Não se pode permitir que as assessorias de comunicação dos políticos definam o que deve ou não ser coberto. O jornalismo de registro, pobre e simplificador, repercute o Brasil oficial, mas oculta a verdadeira dimensão do País real. Precisamos fugir do espetáculo e fazer a opção pela informação.

As cicatrizes que desfiguram o rosto de São Paulo e o do Brasil podem ser superadas. Dinheiro existe, e muito. Faltam vergonha na cara, competência e um mínimo de espírito público.

FAZER JORNALISMO – Jornalismo é a busca do essencial, sem adereços, qualificativos ou adornos. O jornalismo transformador é substantivo. Sua força não está na militância ideológica ou na cobertura enviesada, mas no vigor persuasivo da verdade factual e na integridade da sua opinião.

Não façamos jornalismo de espuma. Façamos reportagem. Informação é arma da cidadania. Faz toda a diferença.

4 thoughts on “Os políticos precisam acordar, porque a realidade grita no bolso e na frustração dos brasileiros

  1. Diz o jornalista:

    “É uma cidade assustadora: edifícios pichados, prédios invadidos, gente sofrida e abandonada, prostituição a céu aberto, zumbis afundados no crack, uma cidade sem alma e desfigurada pelas cicatrizes da ausência criminosa do poder público”.
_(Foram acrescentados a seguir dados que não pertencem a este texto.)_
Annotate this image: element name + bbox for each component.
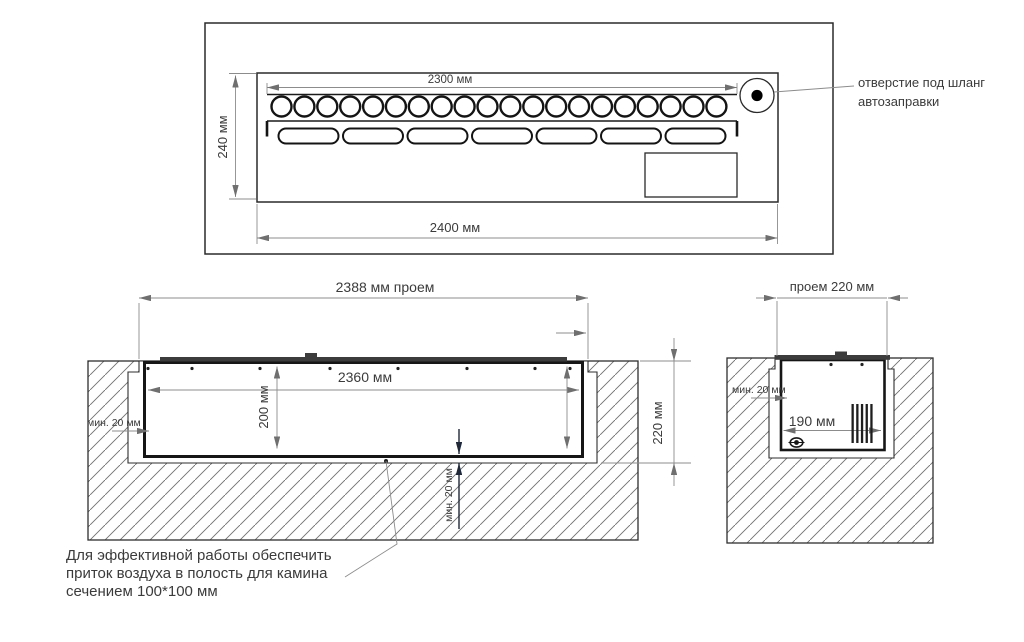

    Zumbis ? Vai dar PSOL, claro.

  2. O artigo do Sr Carlos Alberto Di Franco é assustador pela sua crueza e negatividade, mas, infelizmente, realístico e atual, retrato desassombrado de uma realidade nacional desesperadora, que ele desenha com traços sombrios e precisos.
    A pauta e linha de trabalho que ele aponta para o jornalismo, seria uma das poucas alternativas de ação para sonhar com uma recuperação cívica e moral.

  3. Muito bom o texto, prezado Carlos Alberto. O que o Brasil mais precisa, desde que foi descoberto, é de EDUCAÇÃO; com professores otimamente treinados, muito bem pagos e respeitados, além de prédios projetados para a finalidade a que se destinam, e um currículo feito por professores altamente inteligentes e especializados, tudo isto dirigido por um Ministério da Educação que seja mundialmente reconhecido pela excelência. Mas, tão cedo, isto não acontecerá, porque não interessa aos políticos marginais que são eleitos pelo povo ignorante.
    Aos que nos governam, não interessa eleitor esclarecido pois, nesse caso, eles não seriam eleitos.